Another chapter closed on human spaceflight and the Russian-American space race this summer when the U.S. retired its Project Constellation in July, ending the era of the Space Shuttle and handing Russia a de facto monopoly on carrying humans to the International Space Station.
Going forward, NASA will have to pay about $50 million to propel each astronaut to the Space Station, in launches conducted from Russia’s Baikonur Cosmodrome. Instead of the reusable space shuttle, American astronauts will board Russia’s Soyuz rockets, which disintegrate in flight, leaving a tiny three-person capsule spacecraft that docks with the station. Although Russia’s space agency Roskosmos stresses that the system is constantly modified and improved, it is largely the same as the Vostok rocket that carried Yury Gagarin into orbit in April 1961.
NASA has already reserved some 50 seats for astronaut launches through 2016, by which time it hopes that the private sector will have developed a replacement for the Shuttle. But some observers have already expressed worry about Russia’s monopoly control over access to the ISS. European Space Agency head Jean-Jacques Dordain called the situation a “collective mistake,” according to the Wall Street Journal.
Meanwhile, the increased responsibilities and high costs of human space flight could stretch Russia’s resources at a time when it is trying to enter more lucrative space sectors like telecom and satellites. Russia’s budget in Roskosmos is just $3 billion, compared to $18.5 billion for NASA.
Decades ago, Russia developed a shuttle knock-off, the Buran. But the prototype that successfully orbited the Earth was destroyed by debris when its Baikonur hangar collapsed. A second Buran was stored for years at Moscow’s Tushino before bewildered locals watched it float down the Moscow river this summer on a barge, to Zhukovsky in the Moscow region.

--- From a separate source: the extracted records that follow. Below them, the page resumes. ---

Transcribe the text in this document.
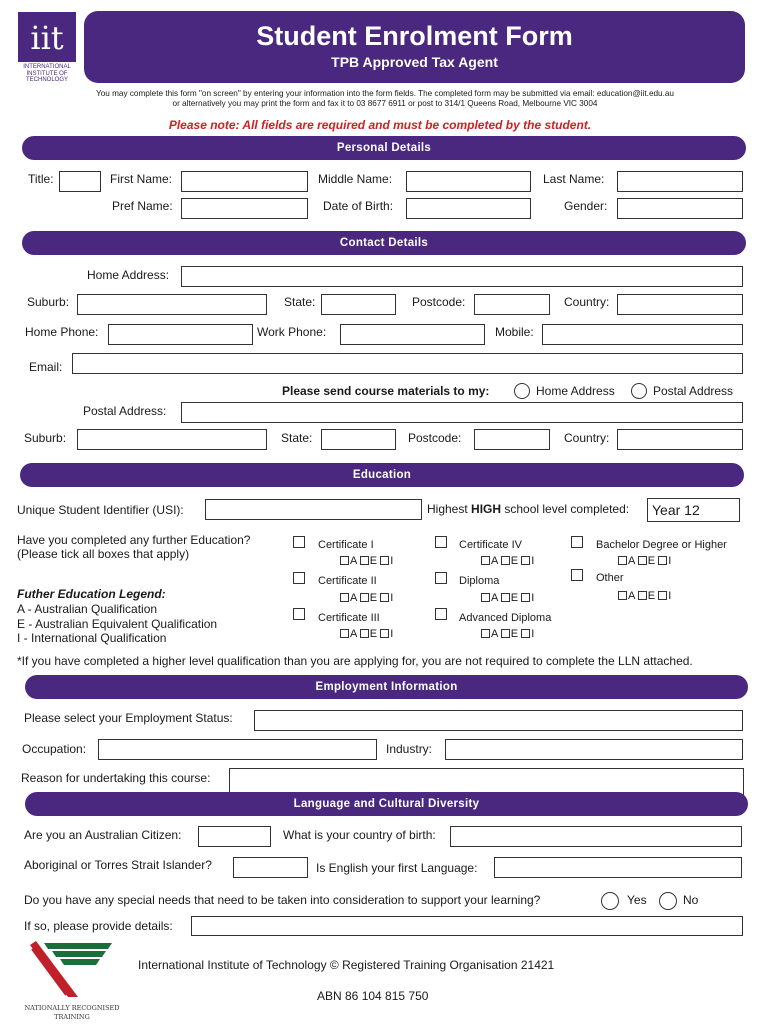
iit
INTERNATIONAL
INSTITUTE OF
TECHNOLOGY
Student Enrolment Form
TPB Approved Tax Agent
You may complete this form "on screen" by entering your information into the form fields. The completed form may be submitted via email: education@iit.edu.au
or alternatively you may print the form and fax it to 03 8677 6911 or post to 314/1 Queens Road, Melbourne VIC 3004
Please note: All fields are required and must be completed by the student.
Personal Details
Title:	First Name:	Middle Name:	Last Name:
Pref Name:	Date of Birth:	Gender:
Contact Details
Home Address:
Suburb:	State:	Postcode:	Country:
Home Phone:	Work Phone:	Mobile:
Email:
Please send course materials to my:	Home Address	Postal Address
Postal Address:
Suburb:	State:	Postcode:	Country:
Education
Unique Student Identifier (USI):	Highest HIGH school level completed:	Year 12
Have you completed any further Education?
(Please tick all boxes that apply)
Futher Education Legend:
A - Australian Qualification
E - Australian Equivalent Qualification
I - International Qualification
Certificate I
A E I
Certificate II
A E I
Certificate III
A E I
Certificate IV
A E I
Diploma
A E I
Advanced Diploma
A E I
Bachelor Degree or Higher
A E I
Other
A E I
*If you have completed a higher level qualification than you are applying for, you are not required to complete the LLN attached.
Employment Information
Please select your Employment Status:
Occupation:	Industry:
Reason for undertaking this course:
Language and Cultural Diversity
Are you an Australian Citizen:	What is your country of birth:
Aboriginal or Torres Strait Islander?	Is English your first Language:
Do you have any special needs that need to be taken into consideration to support your learning?	Yes	No
If so, please provide details:
NATIONALLY RECOGNISED
TRAINING
International Institute of Technology © Registered Training Organisation 21421
ABN 86 104 815 750
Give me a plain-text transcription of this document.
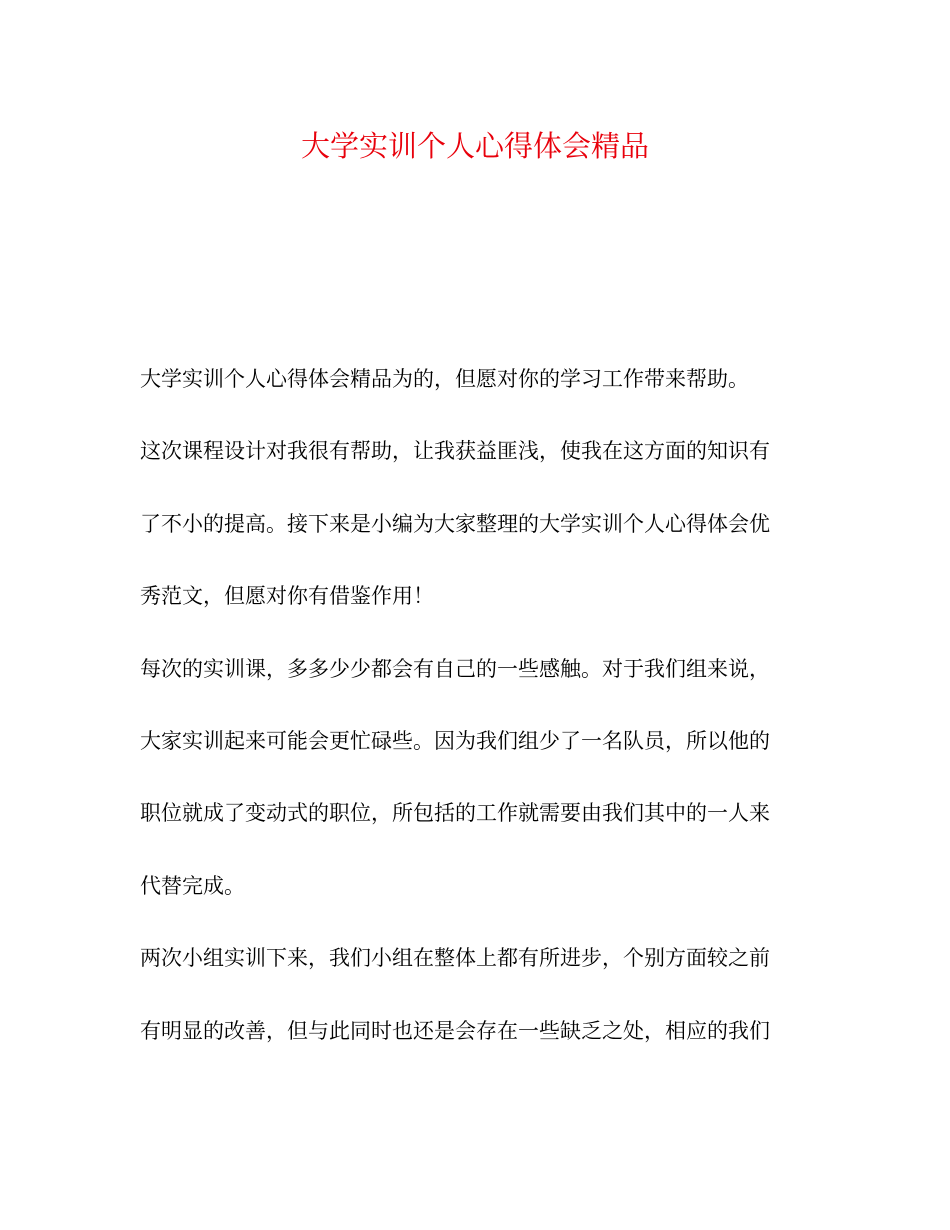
大学实训个人心得体会精品
大学实训个人心得体会精品为的，但愿对你的学习工作带来帮助。
这次课程设计对我很有帮助，让我获益匪浅，使我在这方面的知识有
了不小的提高。接下来是小编为大家整理的大学实训个人心得体会优
秀范文，但愿对你有借鉴作用！
每次的实训课，多多少少都会有自己的一些感触。对于我们组来说，
大家实训起来可能会更忙碌些。因为我们组少了一名队员，所以他的
职位就成了变动式的职位，所包括的工作就需要由我们其中的一人来
代替完成。
两次小组实训下来，我们小组在整体上都有所进步，个别方面较之前
有明显的改善，但与此同时也还是会存在一些缺乏之处，相应的我们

Roskosmos’ new chief, Vladimir Popovkin, said he wants Russia’s share in the space market to grow from three to 12 percent in the near future, and that the country should do more satellite launches.
Meanwhile, space veterans like decorated cosmonaut Georgy Grechko complained at a recent conference that, now that the space race is ended, humankind has stopped innovating, and is not spending any money to invent new ways to launch people into space. The Shuttle was too expensive, but a new type of reusable spacecraft is needed to make launches and landings cheaper.
“Instead of having rescuers, helicopters, and planes pick up the landed capsule, it would be enough for your wife to come to the landing strip with a bouquet of flowers, which would be much cheaper,” the 80-year-old Grechko said.
“It’s strange that during the Cold War,” he continued, “when we cosmonauts and constructors dreamed of cooperation, there were a lot of new launches. But then cooperation came and now we are mostly repeating ourselves. If Korolyov were alive,1 man would already be on Mars.”